1. Create a new operating system user account on the Master Server and the machine on which the CLI Client is installed.

   This account should be different from the account that you specified during the installation of the Master Server, Local Distributor, or Remote Agent.

2. Log in to the Master Server as the new user that you created in the previous step.

3. Generate public and private keys for the new user by following the instructions in How to Generate Key Pairs.

   Do not reuse the keys that you generated for communication between the Master Server, Local Distributors, and Remote Agents.

4. On the Master Server, copy the private key file to a secure media.

   % cp /User-home/.ssh/id_rsa path-to-file/.ssh/id_rsa

   User-home is the home directory of the currently logged in user on the Master Server machine. path-to-file/ is the path to the secure media where you want to save the private key file.

5. Delete the private key file from the local file system.

   % rm /User-home/.ssh/id_rsa

6. On the Master Server, concatenate the public key to the /.ssh/authorized_keys2 file for that user.

   % cat /User-home/.ssh/id_rsa.pub >> /HOME-MS/.ssh/authorized_keys2

   User-home is the home directory on the Master Server machine.

7. Log in to the CLI Client machine as the new user that you created.

8. Start the ssh-agent.

   % ssh-agent > /User-home/.ssh/agent_vars

   User-home is the home directory of the currently logged in user on the CLI Client machine.

9. Add the following line to the .profile, the .cshrc, or the .bash_profile file.

   . /User-home/.ssh/agent_vars

   User-home is the home directory on the CLI Client machine.

10. Log out of the Master Server and log back in.

11. Upload the private key that you generated.

    % ssh-add path-to-file/

    path-to-file/ is the path to the secure media where you saved the private key file.

    The CLI Client now uses SSH and the ssh-agent for authentication when connecting to the Master Server.

12. Configure the Master Server to accept only connections from localhost.

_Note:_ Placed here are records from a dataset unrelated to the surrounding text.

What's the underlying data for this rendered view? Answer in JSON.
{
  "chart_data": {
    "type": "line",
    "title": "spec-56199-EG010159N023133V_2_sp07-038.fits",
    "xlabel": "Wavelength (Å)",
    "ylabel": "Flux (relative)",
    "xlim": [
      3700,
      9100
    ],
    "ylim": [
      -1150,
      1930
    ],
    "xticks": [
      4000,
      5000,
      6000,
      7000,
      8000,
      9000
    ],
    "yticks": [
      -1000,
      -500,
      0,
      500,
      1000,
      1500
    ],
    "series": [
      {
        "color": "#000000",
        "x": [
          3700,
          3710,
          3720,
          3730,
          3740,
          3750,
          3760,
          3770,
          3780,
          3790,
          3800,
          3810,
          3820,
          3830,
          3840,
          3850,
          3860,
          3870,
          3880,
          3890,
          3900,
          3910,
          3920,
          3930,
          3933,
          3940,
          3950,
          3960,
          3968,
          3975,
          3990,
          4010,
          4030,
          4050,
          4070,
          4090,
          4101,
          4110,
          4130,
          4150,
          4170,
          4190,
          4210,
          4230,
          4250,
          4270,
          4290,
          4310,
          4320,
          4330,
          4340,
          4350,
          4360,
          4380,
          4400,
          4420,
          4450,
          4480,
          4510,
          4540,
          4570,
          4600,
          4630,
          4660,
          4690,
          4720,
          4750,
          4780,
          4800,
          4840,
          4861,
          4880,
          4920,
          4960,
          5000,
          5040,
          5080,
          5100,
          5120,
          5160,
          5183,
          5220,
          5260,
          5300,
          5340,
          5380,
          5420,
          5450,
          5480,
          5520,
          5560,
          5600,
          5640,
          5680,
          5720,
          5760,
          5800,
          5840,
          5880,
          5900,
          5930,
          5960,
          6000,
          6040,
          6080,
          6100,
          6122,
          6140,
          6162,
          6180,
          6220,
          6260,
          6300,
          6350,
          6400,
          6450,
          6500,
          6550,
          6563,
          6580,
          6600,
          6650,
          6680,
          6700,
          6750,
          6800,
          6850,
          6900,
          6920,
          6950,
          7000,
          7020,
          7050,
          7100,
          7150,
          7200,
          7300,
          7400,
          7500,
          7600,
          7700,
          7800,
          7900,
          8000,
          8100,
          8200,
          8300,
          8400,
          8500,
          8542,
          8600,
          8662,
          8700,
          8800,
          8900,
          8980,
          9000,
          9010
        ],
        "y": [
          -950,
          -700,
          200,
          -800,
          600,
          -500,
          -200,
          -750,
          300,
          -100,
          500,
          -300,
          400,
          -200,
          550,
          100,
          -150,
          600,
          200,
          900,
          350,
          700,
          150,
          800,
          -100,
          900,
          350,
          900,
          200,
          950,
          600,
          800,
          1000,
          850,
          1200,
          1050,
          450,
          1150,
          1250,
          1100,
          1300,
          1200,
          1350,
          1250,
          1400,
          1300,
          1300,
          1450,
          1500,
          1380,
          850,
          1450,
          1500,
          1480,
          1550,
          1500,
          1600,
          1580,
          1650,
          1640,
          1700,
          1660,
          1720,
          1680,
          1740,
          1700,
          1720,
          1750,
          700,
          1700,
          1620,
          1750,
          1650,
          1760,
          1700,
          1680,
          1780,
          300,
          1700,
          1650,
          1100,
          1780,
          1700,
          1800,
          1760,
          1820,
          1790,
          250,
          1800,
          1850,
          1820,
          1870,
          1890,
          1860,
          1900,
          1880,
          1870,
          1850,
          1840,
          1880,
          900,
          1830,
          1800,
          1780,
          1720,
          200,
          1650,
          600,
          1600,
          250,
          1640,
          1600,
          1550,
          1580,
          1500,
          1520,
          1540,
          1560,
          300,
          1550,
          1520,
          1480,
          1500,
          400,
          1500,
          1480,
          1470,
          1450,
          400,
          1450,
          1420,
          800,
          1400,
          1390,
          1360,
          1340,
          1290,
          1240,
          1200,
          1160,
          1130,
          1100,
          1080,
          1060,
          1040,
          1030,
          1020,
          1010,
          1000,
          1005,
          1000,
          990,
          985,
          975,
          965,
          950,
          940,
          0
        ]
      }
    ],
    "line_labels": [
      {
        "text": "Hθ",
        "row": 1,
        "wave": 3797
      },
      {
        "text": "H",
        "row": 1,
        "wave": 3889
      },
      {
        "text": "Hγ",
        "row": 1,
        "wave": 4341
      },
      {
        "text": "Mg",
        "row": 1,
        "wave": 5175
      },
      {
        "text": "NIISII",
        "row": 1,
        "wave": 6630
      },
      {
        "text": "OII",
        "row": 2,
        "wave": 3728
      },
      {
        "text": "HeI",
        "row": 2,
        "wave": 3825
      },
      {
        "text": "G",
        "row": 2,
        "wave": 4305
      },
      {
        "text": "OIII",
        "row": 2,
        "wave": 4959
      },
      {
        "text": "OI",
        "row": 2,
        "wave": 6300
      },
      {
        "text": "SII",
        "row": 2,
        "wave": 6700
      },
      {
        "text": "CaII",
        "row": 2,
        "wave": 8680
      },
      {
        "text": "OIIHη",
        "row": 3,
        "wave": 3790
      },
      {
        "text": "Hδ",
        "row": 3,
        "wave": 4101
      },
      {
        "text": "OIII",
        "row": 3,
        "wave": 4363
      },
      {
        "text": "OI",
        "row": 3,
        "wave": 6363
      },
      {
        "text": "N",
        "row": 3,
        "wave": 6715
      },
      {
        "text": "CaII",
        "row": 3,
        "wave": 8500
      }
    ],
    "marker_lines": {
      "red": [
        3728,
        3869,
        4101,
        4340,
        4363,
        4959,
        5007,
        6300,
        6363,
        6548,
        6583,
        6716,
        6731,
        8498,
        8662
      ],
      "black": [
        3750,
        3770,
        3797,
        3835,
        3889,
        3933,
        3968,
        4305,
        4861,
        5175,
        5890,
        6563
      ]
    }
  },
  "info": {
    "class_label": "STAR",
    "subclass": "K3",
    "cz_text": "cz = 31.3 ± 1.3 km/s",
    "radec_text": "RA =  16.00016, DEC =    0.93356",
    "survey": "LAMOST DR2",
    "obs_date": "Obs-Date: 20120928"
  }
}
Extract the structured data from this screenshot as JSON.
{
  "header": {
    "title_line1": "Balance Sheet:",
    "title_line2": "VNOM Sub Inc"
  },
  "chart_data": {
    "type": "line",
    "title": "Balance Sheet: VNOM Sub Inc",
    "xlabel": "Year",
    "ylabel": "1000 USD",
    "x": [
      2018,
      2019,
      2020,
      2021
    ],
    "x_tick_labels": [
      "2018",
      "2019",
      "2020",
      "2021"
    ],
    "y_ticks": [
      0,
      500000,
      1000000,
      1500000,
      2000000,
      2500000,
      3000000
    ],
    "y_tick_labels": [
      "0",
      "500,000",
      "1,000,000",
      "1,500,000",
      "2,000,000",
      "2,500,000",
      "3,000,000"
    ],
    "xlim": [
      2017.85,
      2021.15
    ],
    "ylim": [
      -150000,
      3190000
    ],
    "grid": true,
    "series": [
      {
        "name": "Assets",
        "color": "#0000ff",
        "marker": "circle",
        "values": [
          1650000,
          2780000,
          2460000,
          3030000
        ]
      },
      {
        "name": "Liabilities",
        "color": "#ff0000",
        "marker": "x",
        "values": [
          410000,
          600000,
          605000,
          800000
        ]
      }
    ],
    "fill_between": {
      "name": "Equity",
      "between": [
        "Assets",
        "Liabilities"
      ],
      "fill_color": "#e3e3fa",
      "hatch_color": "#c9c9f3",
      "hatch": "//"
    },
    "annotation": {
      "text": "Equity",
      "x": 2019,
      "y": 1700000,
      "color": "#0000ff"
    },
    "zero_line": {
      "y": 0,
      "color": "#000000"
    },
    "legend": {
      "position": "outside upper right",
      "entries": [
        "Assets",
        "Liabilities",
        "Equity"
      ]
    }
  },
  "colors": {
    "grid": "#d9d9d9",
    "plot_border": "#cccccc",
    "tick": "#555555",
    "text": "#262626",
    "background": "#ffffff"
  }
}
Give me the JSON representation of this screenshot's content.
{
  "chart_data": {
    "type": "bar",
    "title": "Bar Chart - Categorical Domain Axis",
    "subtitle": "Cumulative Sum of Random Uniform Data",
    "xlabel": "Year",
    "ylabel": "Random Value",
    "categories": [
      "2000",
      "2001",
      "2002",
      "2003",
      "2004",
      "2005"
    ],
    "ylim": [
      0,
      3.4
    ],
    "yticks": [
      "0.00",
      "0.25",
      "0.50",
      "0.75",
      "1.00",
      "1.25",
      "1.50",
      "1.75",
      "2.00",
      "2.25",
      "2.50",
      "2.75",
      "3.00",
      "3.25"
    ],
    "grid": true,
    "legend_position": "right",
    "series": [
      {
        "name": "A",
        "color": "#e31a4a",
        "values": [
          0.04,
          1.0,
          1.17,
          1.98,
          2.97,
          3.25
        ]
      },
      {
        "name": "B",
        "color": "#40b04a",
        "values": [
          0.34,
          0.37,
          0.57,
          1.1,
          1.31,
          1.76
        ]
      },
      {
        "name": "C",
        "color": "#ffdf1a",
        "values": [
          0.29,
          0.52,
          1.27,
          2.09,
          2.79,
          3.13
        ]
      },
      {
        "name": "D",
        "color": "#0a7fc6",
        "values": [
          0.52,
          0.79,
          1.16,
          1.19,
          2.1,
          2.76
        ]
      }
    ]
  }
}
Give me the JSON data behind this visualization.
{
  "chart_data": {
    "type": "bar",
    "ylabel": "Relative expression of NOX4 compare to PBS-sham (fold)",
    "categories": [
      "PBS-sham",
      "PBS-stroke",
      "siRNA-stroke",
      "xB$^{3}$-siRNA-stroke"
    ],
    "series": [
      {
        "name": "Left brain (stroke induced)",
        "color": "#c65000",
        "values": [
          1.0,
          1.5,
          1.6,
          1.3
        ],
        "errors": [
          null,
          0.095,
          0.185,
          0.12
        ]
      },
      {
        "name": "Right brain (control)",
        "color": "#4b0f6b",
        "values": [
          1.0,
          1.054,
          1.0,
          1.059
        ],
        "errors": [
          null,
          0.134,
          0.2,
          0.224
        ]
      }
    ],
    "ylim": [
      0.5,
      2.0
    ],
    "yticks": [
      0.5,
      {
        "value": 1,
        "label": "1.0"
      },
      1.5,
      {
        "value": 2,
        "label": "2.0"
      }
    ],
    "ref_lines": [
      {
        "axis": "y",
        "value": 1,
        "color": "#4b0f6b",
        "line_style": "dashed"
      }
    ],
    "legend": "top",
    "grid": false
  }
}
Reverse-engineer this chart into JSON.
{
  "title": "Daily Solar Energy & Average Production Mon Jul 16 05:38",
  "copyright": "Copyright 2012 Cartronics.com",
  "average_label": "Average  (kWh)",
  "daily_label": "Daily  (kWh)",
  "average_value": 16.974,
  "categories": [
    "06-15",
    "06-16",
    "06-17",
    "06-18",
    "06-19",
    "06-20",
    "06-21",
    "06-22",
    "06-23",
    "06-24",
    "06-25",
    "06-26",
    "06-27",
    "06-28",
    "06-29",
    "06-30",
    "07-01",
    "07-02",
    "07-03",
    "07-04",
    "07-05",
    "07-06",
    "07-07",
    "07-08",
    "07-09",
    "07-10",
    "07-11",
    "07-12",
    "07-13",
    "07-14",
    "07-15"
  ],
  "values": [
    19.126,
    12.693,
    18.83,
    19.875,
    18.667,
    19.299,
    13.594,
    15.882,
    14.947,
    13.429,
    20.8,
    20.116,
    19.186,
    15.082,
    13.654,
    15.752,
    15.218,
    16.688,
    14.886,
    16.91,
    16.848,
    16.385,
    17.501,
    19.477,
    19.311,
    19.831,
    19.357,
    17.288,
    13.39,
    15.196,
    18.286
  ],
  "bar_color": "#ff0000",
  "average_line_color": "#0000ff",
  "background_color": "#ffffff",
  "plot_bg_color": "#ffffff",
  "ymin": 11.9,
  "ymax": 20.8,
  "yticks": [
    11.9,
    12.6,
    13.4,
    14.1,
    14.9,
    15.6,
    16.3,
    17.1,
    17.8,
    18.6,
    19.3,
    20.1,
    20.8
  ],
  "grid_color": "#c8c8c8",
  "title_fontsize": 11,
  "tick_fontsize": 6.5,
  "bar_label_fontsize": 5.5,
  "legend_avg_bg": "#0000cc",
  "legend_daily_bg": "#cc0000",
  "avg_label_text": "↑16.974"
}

For instructions, see Configuring the JVM Security Policy.

Stopping the ssh-agent

If you want to stop the ssh-agent, on the CLI Client, use the following command:

% eval `ssh-agent –k >User-home/.ssh/agent_vars`

User-home is the home directory of the currently logged in user on the CLI Client machine.

How to Configure SSH for the CLI Client With Empty Passwords

Complete this task if you want to use SSH connectivity for the CLI Client with empty passwords.

Steps

1. Create a new operating system user account on the Master Server and the machine on which the CLI Client is installed.

   This account should be different from the account that you specified during the installation of the Master Server, Local Distributor, or Remote Agent.

2. Log in to the CLI Client machine as the new user that you created in the previous Step.

3. Generate public and private keys for the new user by following the instructions in How to Generate Key Pairs.

   Do not reuse the keys that you generated for communication between the Master Server, Local Distributors, and Remote Agents.

4. On the CLI Client, copy the public key file to the new user's authorized_keys2 file on the Master Server machine.

   % cp User-home-CLI/.ssh/id_rsa.pub User-home-MS/.ssh/id_rsa.pub

   User-home-CLI is the home directory on the CLI Client machine. User-home-MS is the home directory on the Master Server machine.

5. On the Master Server, concatenate the public key to the /.ssh/authorized_keys2 file for that user.

   % cat /User-home/.ssh/id_rsa.pub >> /User-home/.ssh/authorized_keys2

   User-home is the home directory of the currently logged in user on the Master Server machine.

6. Log in to the CLI Client machine as the new user that you created.

7. Test the SSH connection.

   % ssh IP-Address-MS set

   IP-Address-MS is the IP address of the Master Server machine.

   You might be prompted to exchange keys.

8. If you are prompted to exchange keys, answer yes.

9. Verify that the PATH variable is set correctly.

   The PATH variable must contain /bin, /usr/bin, and any other directories that are part of your environment.

10. Configure the Master Server to accept only connections from localhost. For instructions, see Configuring the JVM Security Policy.